I write articles about spiritual disciplines. And you really can't do so without looking at the lives of the early fathers and mothers in the Church, whose lives help explain Christ's example of what living a disciplined life looks like. So in some ways I'm like a sports writer who wants to be like the athletes he so admires. Sometimes armchair ascesis is all I can muster. I'll be honest with you, it's difficult with little kids to have a daily rule of prayer. For instance. But ultimately the interruptions of kids are only another excuse.
That's a long lead in, with plenty of built-in excuses for my own weaknesses. Here's the story: I have written recently about Poverty and how there are some things I cannot justify having in my life that others have every right to own. The one thing I chose as an example of this was the iPhone. (O, sweet iPhone. How I've longed to hold thee in my chubby palms.) This is a device for whose expense I can find no justification (Ugh!) when there are people in need around me. Some people are helped mightily by these super smart phones, but my life is lived out in a different, slower part of life's stream. And then this summer, after I'd written this article using the iPhone as an example of living our lives in voluntary poverty for the good of others, my wife starts talking about a new phone. Hers is old. Spotty at best. Funky.
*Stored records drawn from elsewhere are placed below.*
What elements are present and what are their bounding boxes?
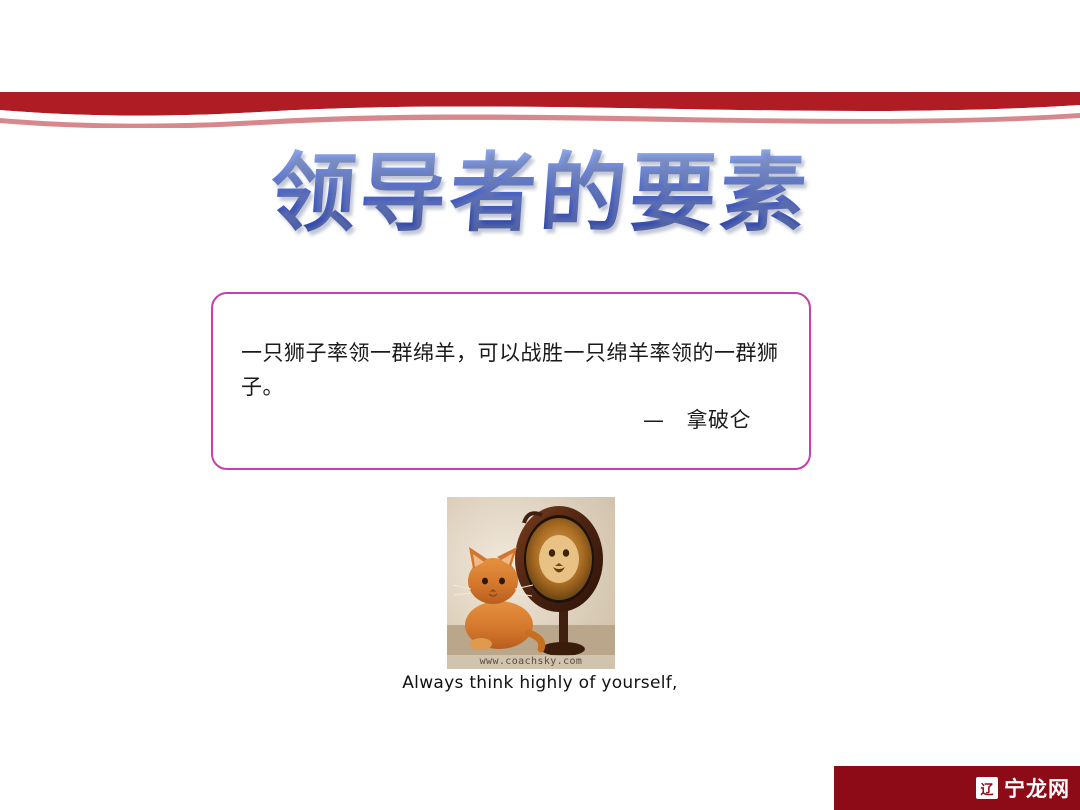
slide-canvas: 领导者的要素 一只狮子率领一群绵羊，可以战胜一只绵羊率领的一群狮子。 —拿破仑 [0,0,1080,810]
quote-text: 一只狮子率领一群绵羊，可以战胜一只绵羊率领的一群狮子。 [241,336,781,404]
footer-watermark-bar: 辽 宁龙网 [834,766,1080,810]
footer-watermark-inner: 辽 宁龙网 [976,773,1080,803]
quote-attribution: —拿破仑 [643,404,751,434]
band-graphic [0,92,1080,128]
quote-author: 拿破仑 [687,408,752,432]
kitten-mirror-lion-image: www.coachsky.com [447,497,615,669]
page-title-wrapper: 领导者的要素 [0,148,1080,241]
image-watermark-url: www.coachsky.com [447,656,615,667]
quote-box: 一只狮子率领一群绵羊，可以战胜一只绵羊率领的一群狮子。 —拿破仑 [211,292,811,470]
watermark-badge-icon: 辽 [976,777,998,799]
quote-dash: — [643,408,665,432]
top-decorative-band [0,92,1080,128]
page-title: 领导者的要素 [267,148,813,241]
watermark-text: 宁龙网 [1004,773,1070,803]
photo-graphic [447,497,615,669]
image-caption: Always think highly of yourself, [0,673,1080,693]
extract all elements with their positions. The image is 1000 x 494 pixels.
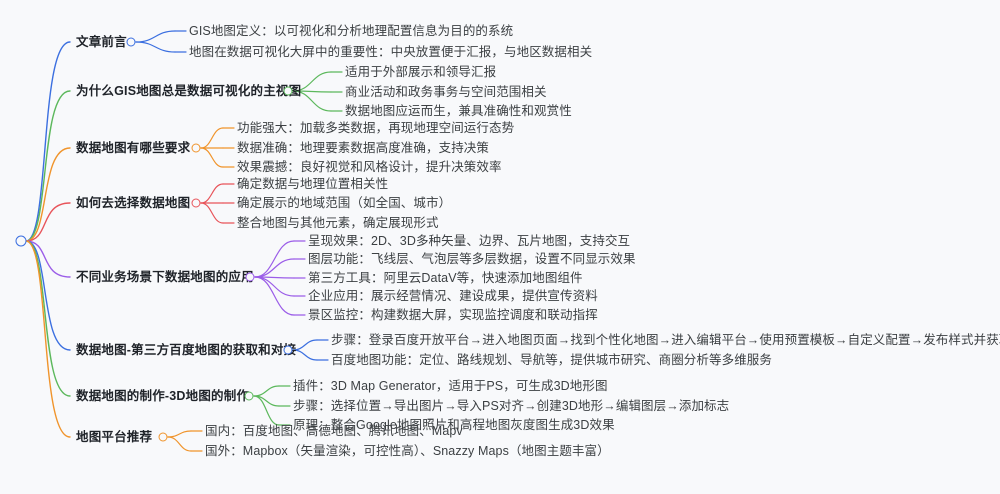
branch-label-branch-3d-map[interactable]: 数据地图的制作-3D地图的制作 (76, 390, 249, 403)
leaf-label-branch-requirements-1[interactable]: 数据准确：地理要素数据高度准确，支持决策 (237, 142, 489, 155)
trunk-edge-branch-platforms (26, 241, 70, 437)
leaf-edge-branch-how-to-choose-2 (201, 203, 223, 223)
leaf-label-branch-preface-0[interactable]: GIS地图定义：以可视化和分析地理配置信息为目的的系统 (189, 25, 513, 38)
leaf-edge-branch-preface-1 (136, 42, 175, 52)
branch-node-dot-branch-why-gis[interactable] (284, 87, 293, 96)
branch-label-branch-platforms[interactable]: 地图平台推荐 (76, 431, 152, 444)
leaf-label-branch-3d-map-1[interactable]: 步骤：选择位置→导出图片→导入PS对齐→创建3D地形→编辑图层→添加标志 (293, 400, 729, 413)
leaf-label-branch-why-gis-2[interactable]: 数据地图应运而生，兼具准确性和观赏性 (345, 105, 572, 118)
leaf-edge-branch-3d-map-2 (254, 396, 279, 425)
leaf-label-branch-platforms-1[interactable]: 国外：Mapbox（矢量渲染，可控性高）、Snazzy Maps（地图主题丰富） (205, 445, 610, 458)
leaf-edge-branch-applications-1 (255, 259, 294, 277)
mindmap-canvas: 文章前言GIS地图定义：以可视化和分析地理配置信息为目的的系统地图在数据可视化大… (0, 0, 1000, 494)
trunk-edge-branch-how-to-choose (26, 203, 70, 241)
leaf-label-branch-how-to-choose-1[interactable]: 确定展示的地域范围（如全国、城市） (237, 197, 451, 210)
trunk-edge-branch-applications (26, 241, 70, 277)
leaf-label-branch-baidu-map-0[interactable]: 步骤：登录百度开放平台→进入地图页面→找到个性化地图→进入编辑平台→使用预置模板… (331, 334, 1000, 347)
leaf-edge-branch-applications-3 (255, 277, 294, 296)
leaf-label-branch-baidu-map-1[interactable]: 百度地图功能：定位、路线规划、导航等，提供城市研究、商圈分析等多维服务 (331, 354, 772, 367)
trunk-edge-branch-baidu-map (26, 241, 70, 350)
branch-label-branch-how-to-choose[interactable]: 如何去选择数据地图 (76, 197, 190, 210)
leaf-label-branch-applications-1[interactable]: 图层功能：飞线层、气泡层等多层数据，设置不同显示效果 (308, 253, 636, 266)
leaf-edge-branch-baidu-map-0 (293, 340, 317, 350)
leaf-edge-branch-requirements-2 (201, 148, 223, 167)
branch-node-dot-branch-how-to-choose[interactable] (192, 199, 201, 208)
trunk-edge-branch-3d-map (26, 241, 70, 396)
leaf-edge-branch-applications-4 (255, 277, 294, 315)
leaf-label-branch-applications-0[interactable]: 呈现效果：2D、3D多种矢量、边界、瓦片地图，支持交互 (308, 235, 630, 248)
leaf-edge-branch-requirements-0 (201, 128, 223, 148)
leaf-label-branch-why-gis-0[interactable]: 适用于外部展示和领导汇报 (345, 66, 496, 79)
leaf-label-branch-how-to-choose-0[interactable]: 确定数据与地理位置相关性 (237, 178, 388, 191)
leaf-edge-branch-how-to-choose-0 (201, 184, 223, 203)
leaf-label-branch-3d-map-0[interactable]: 插件：3D Map Generator，适用于PS，可生成3D地形图 (293, 380, 608, 393)
leaf-label-branch-requirements-0[interactable]: 功能强大：加载多类数据，再现地理空间运行态势 (237, 122, 514, 135)
leaf-label-branch-applications-3[interactable]: 企业应用：展示经营情况、建设成果，提供宣传资料 (308, 290, 598, 303)
branch-label-branch-preface[interactable]: 文章前言 (76, 36, 127, 49)
branch-label-branch-requirements[interactable]: 数据地图有哪些要求 (76, 142, 190, 155)
branch-node-dot-branch-preface[interactable] (127, 38, 136, 47)
branch-label-branch-applications[interactable]: 不同业务场景下数据地图的应用 (76, 271, 254, 284)
leaf-label-branch-how-to-choose-2[interactable]: 整合地图与其他元素，确定展现形式 (237, 217, 439, 230)
branch-node-dot-branch-requirements[interactable] (192, 144, 201, 153)
leaf-edge-branch-baidu-map-1 (293, 350, 317, 360)
branch-node-dot-branch-applications[interactable] (246, 273, 255, 282)
branch-node-dot-branch-platforms[interactable] (159, 433, 168, 442)
leaf-label-branch-why-gis-1[interactable]: 商业活动和政务事务与空间范围相关 (345, 86, 547, 99)
leaf-edge-branch-3d-map-0 (254, 386, 279, 396)
leaf-edge-branch-preface-0 (136, 31, 175, 42)
leaf-label-branch-platforms-0[interactable]: 国内：百度地图、高德地图、腾讯地图、Mapv (205, 425, 463, 438)
root-node-dot[interactable] (16, 236, 27, 247)
branch-label-branch-baidu-map[interactable]: 数据地图-第三方百度地图的获取和对接 (76, 344, 296, 357)
leaf-edge-branch-platforms-1 (168, 437, 191, 451)
branch-label-branch-why-gis[interactable]: 为什么GIS地图总是数据可视化的主视图 (76, 85, 301, 98)
leaf-label-branch-applications-4[interactable]: 景区监控：构建数据大屏，实现监控调度和联动指挥 (308, 309, 598, 322)
trunk-edge-branch-why-gis (26, 91, 70, 241)
leaf-edge-branch-platforms-0 (168, 431, 191, 437)
leaf-edge-branch-3d-map-1 (254, 396, 279, 406)
branch-node-dot-branch-baidu-map[interactable] (284, 346, 293, 355)
leaf-label-branch-applications-2[interactable]: 第三方工具：阿里云DataV等，快速添加地图组件 (308, 272, 583, 285)
leaf-edge-branch-applications-0 (255, 241, 294, 277)
leaf-edge-branch-applications-2 (255, 277, 294, 278)
branch-node-dot-branch-3d-map[interactable] (245, 392, 254, 401)
trunk-edge-branch-preface (26, 42, 70, 241)
leaf-label-branch-preface-1[interactable]: 地图在数据可视化大屏中的重要性：中央放置便于汇报，与地区数据相关 (189, 46, 592, 59)
trunk-edge-branch-requirements (26, 148, 70, 241)
leaf-label-branch-requirements-2[interactable]: 效果震撼：良好视觉和风格设计，提升决策效率 (237, 161, 502, 174)
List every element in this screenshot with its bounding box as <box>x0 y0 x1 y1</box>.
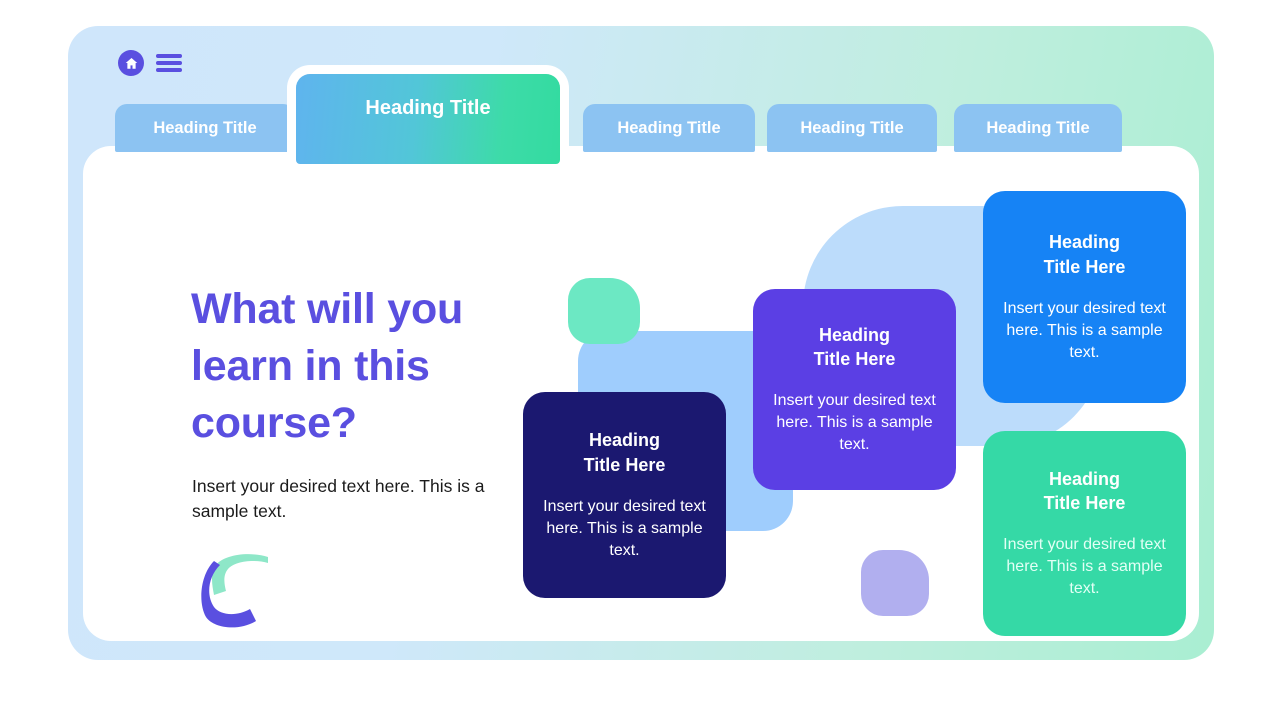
card-title: Heading Title Here <box>1044 230 1126 280</box>
tab-heading-title-1[interactable]: Heading Title <box>115 104 295 152</box>
tab-label: Heading Title <box>153 119 256 138</box>
slide-frame: Heading Title Heading Title Heading Titl… <box>68 26 1214 660</box>
card-title: Heading Title Here <box>814 323 896 373</box>
tab-strip: Heading Title Heading Title Heading Titl… <box>68 26 1214 186</box>
card-green[interactable]: Heading Title Here Insert your desired t… <box>983 431 1186 636</box>
card-title: Heading Title Here <box>584 428 666 478</box>
top-toolbar <box>118 50 182 76</box>
tab-heading-title-5[interactable]: Heading Title <box>954 104 1122 152</box>
tab-heading-title-3[interactable]: Heading Title <box>583 104 755 152</box>
decorative-square-mint <box>568 278 640 344</box>
card-navy[interactable]: Heading Title Here Insert your desired t… <box>523 392 726 598</box>
page-title: What will you learn in this course? <box>191 281 531 453</box>
content-panel: What will you learn in this course? Inse… <box>83 146 1199 641</box>
card-blue[interactable]: Heading Title Here Insert your desired t… <box>983 191 1186 403</box>
menu-bar-1 <box>156 54 182 58</box>
page-subtext: Insert your desired text here. This is a… <box>192 474 492 524</box>
tab-heading-title-4[interactable]: Heading Title <box>767 104 937 152</box>
card-body: Insert your desired text here. This is a… <box>1001 534 1168 600</box>
tab-label: Heading Title <box>800 119 903 138</box>
tab-label: Heading Title <box>365 97 490 120</box>
hamburger-menu-icon[interactable] <box>156 53 182 73</box>
menu-bar-2 <box>156 61 182 65</box>
decorative-square-lilac <box>861 550 929 616</box>
card-body: Insert your desired text here. This is a… <box>541 496 708 562</box>
card-body: Insert your desired text here. This is a… <box>1001 298 1168 364</box>
tab-heading-title-2-active[interactable]: Heading Title <box>296 74 560 164</box>
card-body: Insert your desired text here. This is a… <box>771 390 938 456</box>
card-title: Heading Title Here <box>1044 467 1126 517</box>
home-icon[interactable] <box>118 50 144 76</box>
card-purple[interactable]: Heading Title Here Insert your desired t… <box>753 289 956 490</box>
tab-label: Heading Title <box>986 119 1089 138</box>
tab-label: Heading Title <box>617 119 720 138</box>
menu-bar-3 <box>156 68 182 72</box>
logo-mark-icon <box>190 551 278 633</box>
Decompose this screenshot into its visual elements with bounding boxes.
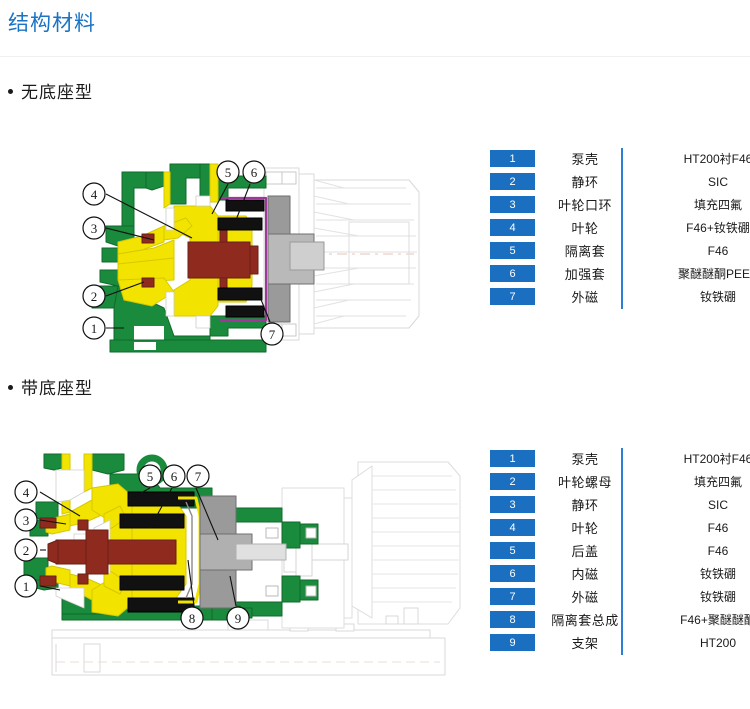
callout-2: 2 <box>23 543 30 558</box>
legend-row: 9 支架 HT200 <box>490 632 750 655</box>
callout-6: 6 <box>251 165 258 180</box>
callout-8: 8 <box>189 611 196 626</box>
legend-badge: 6 <box>490 265 535 282</box>
callout-1: 1 <box>23 579 30 594</box>
legend-row: 8 隔离套总成 F46+聚醚醚酮 <box>490 609 750 632</box>
diagram-no-baseplate: 4 3 2 1 5 6 7 <box>14 130 464 370</box>
legend-row: 7 外磁 钕铁硼 <box>490 286 750 309</box>
legend-row: 5 后盖 F46 <box>490 540 750 563</box>
bullet-dot-icon <box>8 89 13 94</box>
legend-badge: 3 <box>490 496 535 513</box>
legend-material: 钕铁硼 <box>650 586 750 609</box>
legend-part-name: 后盖 <box>535 540 635 563</box>
legend-material: SIC <box>650 494 750 517</box>
legend-material: 填充四氟 <box>650 471 750 494</box>
legend-material: F46 <box>650 540 750 563</box>
legend-material: HT200衬F46 <box>650 148 750 171</box>
section-heading-text: 带底座型 <box>21 379 93 398</box>
legend-material: F46 <box>650 517 750 540</box>
legend-row: 5 隔离套 F46 <box>490 240 750 263</box>
bullet-dot-icon <box>8 385 13 390</box>
legend-rows: 1 泵壳 HT200衬F46 2 叶轮螺母 填充四氟 3 静环 SIC 4 叶轮… <box>490 448 750 655</box>
legend-part-name: 泵壳 <box>535 448 635 471</box>
legend-part-name: 静环 <box>535 171 635 194</box>
legend-part-name: 叶轮螺母 <box>535 471 635 494</box>
callout-7: 7 <box>195 469 202 484</box>
legend-material: 钕铁硼 <box>650 563 750 586</box>
legend-badge: 7 <box>490 588 535 605</box>
legend-material: F46 <box>650 240 750 263</box>
legend-part-name: 静环 <box>535 494 635 517</box>
section-heading-text: 无底座型 <box>21 83 93 102</box>
callout-6: 6 <box>171 469 178 484</box>
legend-badge: 4 <box>490 219 535 236</box>
shaft-and-inner-magnet-red <box>188 242 258 278</box>
section-heading-with-base: 带底座型 <box>8 378 93 400</box>
callout-3: 3 <box>23 513 30 528</box>
callout-5: 5 <box>147 469 154 484</box>
section-heading-no-base: 无底座型 <box>8 82 93 104</box>
legend-badge: 6 <box>490 565 535 582</box>
legend-row: 1 泵壳 HT200衬F46 <box>490 448 750 471</box>
structural-material-page: 结构材料 无底座型 <box>0 0 750 709</box>
legend-material: HT200 <box>650 632 750 655</box>
legend-badge: 5 <box>490 542 535 559</box>
legend-part-name: 支架 <box>535 632 635 655</box>
legend-row: 4 叶轮 F46 <box>490 517 750 540</box>
legend-row: 6 加强套 聚醚醚酮PEEK <box>490 263 750 286</box>
rear-shaft-gray <box>236 544 286 560</box>
legend-badge: 2 <box>490 473 535 490</box>
legend-row: 3 叶轮口环 填充四氟 <box>490 194 750 217</box>
legend-badge: 5 <box>490 242 535 259</box>
callout-4: 4 <box>91 187 98 202</box>
title-divider <box>0 56 750 57</box>
legend-row: 2 叶轮螺母 填充四氟 <box>490 471 750 494</box>
legend-badge: 2 <box>490 173 535 190</box>
legend-table-with-base: 1 泵壳 HT200衬F46 2 叶轮螺母 填充四氟 3 静环 SIC 4 叶轮… <box>490 448 750 655</box>
legend-badge: 8 <box>490 611 535 628</box>
legend-row: 4 叶轮 F46+钕铁硼 <box>490 217 750 240</box>
callout-9: 9 <box>235 611 242 626</box>
callout-1: 1 <box>91 321 98 336</box>
legend-material: SIC <box>650 171 750 194</box>
legend-part-name: 叶轮 <box>535 217 635 240</box>
legend-part-name: 隔离套 <box>535 240 635 263</box>
legend-badge: 7 <box>490 288 535 305</box>
callout-2: 2 <box>91 289 98 304</box>
legend-row: 2 静环 SIC <box>490 171 750 194</box>
callout-5: 5 <box>225 165 232 180</box>
page-title: 结构材料 <box>8 10 96 38</box>
legend-badge: 9 <box>490 634 535 651</box>
legend-row: 7 外磁 钕铁硼 <box>490 586 750 609</box>
callout-3: 3 <box>91 221 98 236</box>
legend-row: 3 静环 SIC <box>490 494 750 517</box>
legend-badge: 3 <box>490 196 535 213</box>
diagram-with-baseplate: 4 3 2 1 5 6 7 8 9 <box>0 440 470 685</box>
legend-material: F46+钕铁硼 <box>650 217 750 240</box>
legend-row: 1 泵壳 HT200衬F46 <box>490 148 750 171</box>
legend-material: F46+聚醚醚酮 <box>650 609 750 632</box>
legend-part-name: 叶轮口环 <box>535 194 635 217</box>
baseplate-outline <box>52 630 445 675</box>
legend-material: 聚醚醚酮PEEK <box>650 263 750 286</box>
callout-7: 7 <box>269 327 276 342</box>
legend-row: 6 内磁 钕铁硼 <box>490 563 750 586</box>
legend-badge: 4 <box>490 519 535 536</box>
legend-part-name: 外磁 <box>535 586 635 609</box>
coupling-shaft-gray <box>290 242 324 270</box>
legend-table-no-base: 1 泵壳 HT200衬F46 2 静环 SIC 3 叶轮口环 填充四氟 4 叶轮… <box>490 148 750 309</box>
legend-material: 钕铁硼 <box>650 286 750 309</box>
legend-part-name: 泵壳 <box>535 148 635 171</box>
legend-part-name: 外磁 <box>535 286 635 309</box>
legend-part-name: 叶轮 <box>535 517 635 540</box>
legend-part-name: 隔离套总成 <box>535 609 635 632</box>
legend-part-name: 加强套 <box>535 263 635 286</box>
legend-material: 填充四氟 <box>650 194 750 217</box>
callout-4: 4 <box>23 485 30 500</box>
legend-badge: 1 <box>490 150 535 167</box>
legend-part-name: 内磁 <box>535 563 635 586</box>
legend-rows: 1 泵壳 HT200衬F46 2 静环 SIC 3 叶轮口环 填充四氟 4 叶轮… <box>490 148 750 309</box>
legend-material: HT200衬F46 <box>650 448 750 471</box>
legend-badge: 1 <box>490 450 535 467</box>
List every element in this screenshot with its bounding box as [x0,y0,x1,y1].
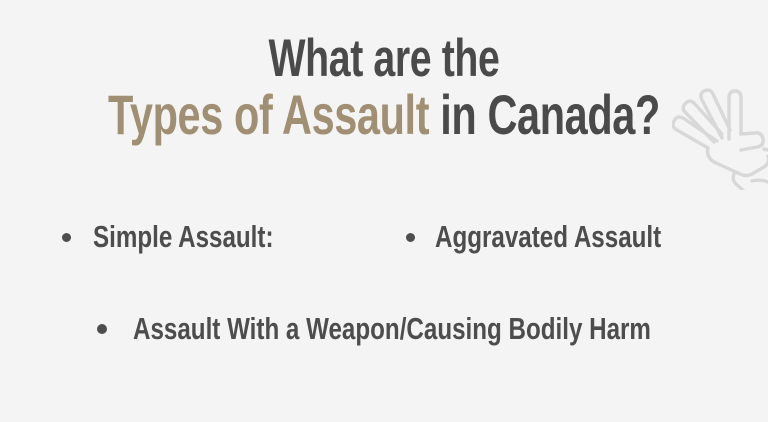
list-item: Simple Assault: [62,220,324,254]
slide-canvas: What are the Types of Assault in Canada?… [0,0,768,422]
bullet-dot-icon [62,233,71,242]
list-item: Aggravated Assault [406,220,725,254]
bullet-dot-icon [97,324,107,334]
title-accent-text: Types of Assault [108,83,429,146]
list-item-label: Simple Assault: [93,220,274,254]
bullet-dot-icon [406,233,415,242]
title-line-1: What are the [100,32,668,86]
list-item: Assault With a Weapon/Causing Bodily Har… [97,312,768,346]
title-line-2-suffix: in Canada? [429,83,660,146]
title-line-2: Types of Assault in Canada? [100,86,668,143]
list-item-label: Assault With a Weapon/Causing Bodily Har… [133,312,651,346]
list-item-label: Aggravated Assault [435,220,661,254]
page-title: What are the Types of Assault in Canada? [0,32,768,143]
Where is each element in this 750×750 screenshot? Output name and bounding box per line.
And she is considering an iPhone. Ugh. Ugh. Now I don't mind her having one. It's a little expensive, but this summer we had the money and she, as I said, needed a phone. But I had to deal with my technolust for all things Apple, all things Jobian. I'd already been drooling over iPads, out of which I felt I could squeeze quite a bit of productivity, but had reconciled myself to not having one. I don't need one. And while visiting my family in Michigan, my brother tells me his school gave him one for free because he "volunteered" for something during a teacher meeting. Free.
Later my wife decides she's getting the iPhone. I say, "Don't get me one. I don't need it. I don't want it." But you know what she does? She forgoes the new iPhone 4G and, for the same price, gets two iPhone 3GS. -es. Now a better man, would have resisted and said No - or sent it back - but I am not a better man. So now I am the conflicted owner of an iPhone. I'm actually feeling my hypocrisy, the same hypocrisy that I regularly hide from myself fairly decently. I could have told my wife No, but I didn't. She said it wouldn't be any fun having one if I didn't have one too. And I have never been good at resisting her feminine wiles.
So it's her fault, dammit. The woman You gave me, she gave me the Apple.
C'est la vie. It's a sweet little device, regardless. You can't fault the woman for that.